Author:

Keywords:

Science & Technology, Multidisciplinary Sciences, Science & Technology - Other Topics, BIOLOGICAL-ACTIVITIES, DOMAIN, RESISTANT, DISCOVERY, PHARMACOPHORE, VALIDATION, SUBUNIT, Animals, Catalytic Domain, Crystallography, X-Ray, Dogs, Enzyme Inhibitors, HEK293 Cells, Humans, Hydrazones, Hydrogen Bonding, Madin Darby Canine Kidney Cells, Magnesium, Manganese, Metals, Models, Molecular, Molecular Docking Simulation, RNA-Dependent RNA Polymerase, Viral Proteins

Abstract:

Influenza virus PA endonuclease has recently emerged as an attractive target for the development of novel antiviral therapeutics.

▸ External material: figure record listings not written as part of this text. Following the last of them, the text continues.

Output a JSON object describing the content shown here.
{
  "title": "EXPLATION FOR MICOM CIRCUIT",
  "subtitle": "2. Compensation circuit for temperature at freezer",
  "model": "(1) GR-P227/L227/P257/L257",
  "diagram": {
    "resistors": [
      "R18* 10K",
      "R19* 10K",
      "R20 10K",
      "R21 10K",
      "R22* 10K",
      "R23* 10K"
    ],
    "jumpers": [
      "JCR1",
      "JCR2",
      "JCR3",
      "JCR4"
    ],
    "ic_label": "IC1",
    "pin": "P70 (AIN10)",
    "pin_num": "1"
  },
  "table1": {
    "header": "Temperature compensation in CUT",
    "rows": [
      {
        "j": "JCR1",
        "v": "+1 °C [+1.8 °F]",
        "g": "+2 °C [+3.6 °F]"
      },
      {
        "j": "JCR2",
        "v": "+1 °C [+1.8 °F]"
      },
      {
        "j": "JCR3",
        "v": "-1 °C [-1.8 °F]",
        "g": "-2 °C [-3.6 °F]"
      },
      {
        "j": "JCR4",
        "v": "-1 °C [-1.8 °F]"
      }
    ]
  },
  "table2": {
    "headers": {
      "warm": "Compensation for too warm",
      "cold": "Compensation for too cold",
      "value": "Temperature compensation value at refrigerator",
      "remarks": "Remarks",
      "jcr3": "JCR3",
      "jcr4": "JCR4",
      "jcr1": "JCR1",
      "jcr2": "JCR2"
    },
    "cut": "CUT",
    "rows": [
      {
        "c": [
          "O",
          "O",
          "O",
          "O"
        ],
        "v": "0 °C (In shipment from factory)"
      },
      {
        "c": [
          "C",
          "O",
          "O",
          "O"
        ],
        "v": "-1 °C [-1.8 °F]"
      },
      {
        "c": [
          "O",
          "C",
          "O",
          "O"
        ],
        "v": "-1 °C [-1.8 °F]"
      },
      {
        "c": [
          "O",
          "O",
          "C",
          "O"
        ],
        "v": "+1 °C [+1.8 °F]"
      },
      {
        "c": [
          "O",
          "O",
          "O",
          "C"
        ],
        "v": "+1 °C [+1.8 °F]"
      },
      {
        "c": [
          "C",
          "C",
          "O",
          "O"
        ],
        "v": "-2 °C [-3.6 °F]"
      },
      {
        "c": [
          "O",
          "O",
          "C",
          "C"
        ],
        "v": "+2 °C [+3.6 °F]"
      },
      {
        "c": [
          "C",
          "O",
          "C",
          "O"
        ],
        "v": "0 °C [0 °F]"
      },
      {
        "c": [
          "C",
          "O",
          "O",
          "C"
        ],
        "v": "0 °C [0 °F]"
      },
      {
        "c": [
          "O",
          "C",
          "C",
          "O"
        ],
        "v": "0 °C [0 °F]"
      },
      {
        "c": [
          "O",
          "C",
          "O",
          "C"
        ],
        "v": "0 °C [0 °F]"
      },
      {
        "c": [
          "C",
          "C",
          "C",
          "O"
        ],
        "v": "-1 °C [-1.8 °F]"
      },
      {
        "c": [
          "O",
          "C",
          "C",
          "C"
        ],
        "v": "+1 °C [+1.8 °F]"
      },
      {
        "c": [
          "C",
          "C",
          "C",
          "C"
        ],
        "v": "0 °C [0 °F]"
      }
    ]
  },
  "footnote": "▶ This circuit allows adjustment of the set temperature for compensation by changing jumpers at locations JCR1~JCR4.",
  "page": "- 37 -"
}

This is an enzyme with divalent metal ion(s) (Mg(2+) or Mn(2+)) in its catalytic site: chelation of these metal cofactors is an attractive strategy to inhibit enzymatic activity. Here we report the activity of a series of N-acylhydrazones in an enzymatic assay with PA-Nter endonuclease, as well as in cell-based influenza vRNP reconstitution and virus yield assays. Several N-acylhydrazones were found to have promising anti-influenza activity in the low micromolar concentration range and good selectivity. Computational docking studies are carried on to investigate the key features that determine inhibition of the endonuclease enzyme by N-acylhydrazones. Moreover, we here describe the crystal structure of PA-Nter in complex with one of the most active inhibitors, revealing its interactions within the protein's active site.